Just like you are not supposed to proofread your own words, you shouldn’t vet your own measurements. It’s way too easy to believe numbers you’ve made just because, well, they are numbers and you made them. You have to cultivate a healthy suspicion and always be ready to state the methodology that produced them. The only way I know to avoid fooling yourself too often is to be scientific about it. Write down and test every single assumption that goes into a measurement. Keep it simple. Get a friend to knock holes in it. A really good technique is to have some overlap in your tools, preferably using different measurement methods, and cross-check. At the very least you’ll catch implementation bugs.
These are pretty hard to root out. A good example that came up a while ago at Facebook was CPU time. It turns out that CPU time is a terrible measurement of the work performed by modern CPUs. As system utilization goes up, more time is spent on the paperwork of context-switching so 1ms at peak is not the same as 1ms at the trough. Also, obv, as time goes on you will have different generations of machines in the fleet running at different clock speeds. And then there is “ TurboBoost ” , which automatically speeds up and slows down the CPU, just to make life interesting. All of that leads to nonsense measurements of “work performed”. After a while it was clear that we couldn’t remove or compensate for the confounding factors in CPU time, and instead switched to CPU instructions. This has its own problems but it’s much more stable and invariant to load. Another kind of confounding factor are transactions which are not actually similar, but are grouped together. A classic example is averaging hits that come from logged-in users and logged-out users. In general you give logged-in users a richer experience. It’s actually a different algorithm being run, with different performance characteristics, so you should group them separately. Or perhaps you have a search page which sometimes returns 10 results per page and sometimes 30.
You never know what will correlate with a performance regression. Since we’re keeping the raw data around and admitting we’re not clairvoyant, it makes sense to record a lot of information about each hit, just in case.
Sums and averages are great, but deceptive. Absent anything fancy you can use stddev/avg, also known as the Noise-To-Signal Ratio or the Relative Standard Deviation. Another good one is to take the geometric mean. The NSR is a pretty good test of both variability and confounding factors. If your NSR is above 0.5 you either have a wildly variable system, or the distribution of hits has more than one peak, which means you should subdivide further.
If at all possible, look at histograms. Even the mighty stddev() will fail if your distribution is multi-modal or otherwise not bell-shaped.
Once you start getting a lot of traffic, the work of storing and analyzing a huge set of data can become alarming.
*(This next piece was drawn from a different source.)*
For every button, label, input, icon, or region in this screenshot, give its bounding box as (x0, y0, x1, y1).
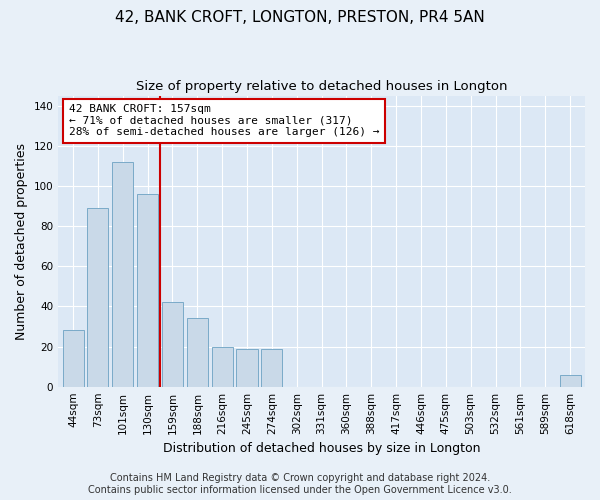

Eventually you’ll realize your analysis system will have to be almost as big as the production system it measures. The good news is that you can sample the data down. The statistical power of 100 million data points isn’t much greater than 10 million, in the same way (and for the same reason) that there isn't a 4x difference in quality between 128kbps audio and 512. You’ll get a lot more bang for your buck by regularly marking and separating your samples into homogenous groups with low variability. You only need enough samples at your most granular level of detail to represent that variability. For example, say that you draw timeseries graphs where each point on the line represents ten minutes of data. Each line represents a different URL, like /home.php or /posts.php. As a rough rule of thumb you want a thousand or more samples per point per line. If you want to get really clever you can vary the sample rate dynamically to ensure that you always log a consistent amount. This could help at night or periods of low traffic. But remember to record the sample rate and weight your metrics! [But then how do you tackle extreme outliers, etc.... can leave that for Q & A if it comes up. TLDR: Nyquist.]